There are several reasons why cellphones are a poor choice of survival equipment in the rocky mountains. The number one reason is they are unlikely to be in line of site with a cell tower because the mountains, canyons and crevices shield its signal. The batteries do not last very long especially when the cellphone is not in contact with a cell tower. The other reason is it very vulnerable if it is immersed in water. If you carry a cellphone, while in the mountains or especially near water, ensure it is in a waterproof container, a double Ziplock bag may suffice if it is protected by something that will prevent puncture.

Those are just a few of the reasons why one must be armed with a satellite based distress beacon. I have conducted significant research in this area and the international standard is a 406 Mhz personal locator beacon (PLB) However, it is only a one-way communication device and must be manually activated. The signal should last for a week under normal temperatures and also has a 121.5 MHz homing signal. Rescue personal will be notified within 1.5 hours of activation often sooner if visible with a geostationary GOES satellite. These beacons can often be rented just asked the local park ranger or outleter prior to planning your trip.

If you desire more performance it would be advisable to carry a satellite tracking device or a satellite telephone because it provides two-way communication. The SPOT/Global Star system is not as reliable in the mountains (especially heavily treed areas) and would not be recommended for Fenn treasure hunters. An Iridium based system such as Delorme InReach or Solaradata is the best. I use the Solara Field Tracker 2100 because once activated it will display your location to within 10 feet anywhere in the word within one minute of activation. It also allows self-rescue and text communications to loved ones when out of cellphone range. It will leave a trace of your track (breadcrumb trail) incase you were unable to manually activate it ,which helps SAR personal significantly locate you if you are reported overdue. The Delorme model is similar but designed for recreational use, is connected to a 24/7 emergency response centre and is coupled with GPS navigation.

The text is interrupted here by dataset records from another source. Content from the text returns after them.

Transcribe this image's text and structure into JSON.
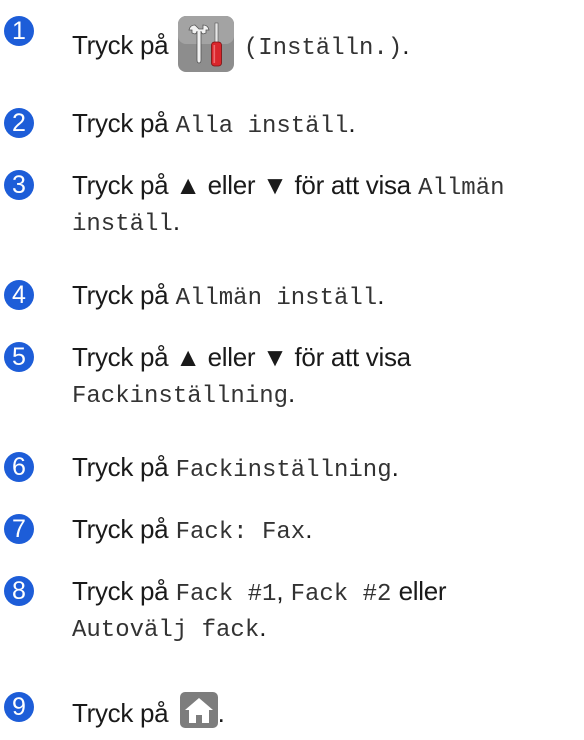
{
  "colors": {
    "step_number_bg": "#1d5dd8",
    "icon_tile_bg": "#8d8d8d",
    "screwdriver_handle": "#d9262c"
  },
  "step1": {
    "number": "1",
    "prefix": "Tryck på",
    "icon": "settings-tools-icon",
    "suffix": "(Inställn.)",
    "end": "."
  },
  "step2": {
    "number": "2",
    "prefix": "Tryck på",
    "code": "Alla inställ",
    "end": "."
  },
  "step3": {
    "number": "3",
    "prefix": "Tryck på ▲ eller ▼ för att visa",
    "code_line1": "Allmän",
    "code_line2": "inställ",
    "end": "."
  },
  "step4": {
    "number": "4",
    "prefix": "Tryck på",
    "code": "Allmän inställ",
    "end": "."
  },
  "step5": {
    "number": "5",
    "prefix": "Tryck på ▲ eller ▼ för att visa",
    "code": "Fackinställning",
    "end": "."
  },
  "step6": {
    "number": "6",
    "prefix": "Tryck på",
    "code": "Fackinställning",
    "end": "."
  },
  "step7": {
    "number": "7",
    "prefix": "Tryck på",
    "code": "Fack: Fax",
    "end": "."
  },
  "step8": {
    "number": "8",
    "prefix": "Tryck på",
    "code1": "Fack #1",
    "sep": ",",
    "code2": "Fack #2",
    "or": "eller",
    "code3": "Autovälj fack",
    "end": "."
  },
  "step9": {
    "number": "9",
    "prefix": "Tryck på",
    "icon": "home-icon",
    "end": "."
  }
}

Remember once activated, it takes time for rescue personal to get to you, they don’t pop out of the sky the minute you push that "help" button! Plan to spend the night before being rescued ,especially if weather is questionable or near night fall.

Of course one should not rely on distress beacon technology alone. I provided a detail list of safety tips here. The main points are the following:

  1. Always take survival gear and food with you that will allow an overnight stay.

  2. Leave a detailed plan of where you are going each day and when you will check in.

  3. Know your limits, don’t take chances and use common sense.

  4. Study weather patterns, geography, environmental hazards.

  5. Do not search alone!

I have witnessed first hand how “gold fever” can affect an otherwise normal person’s rational thoughts. No one is immune, so set your limitations ahead of time and don’t search in the winter!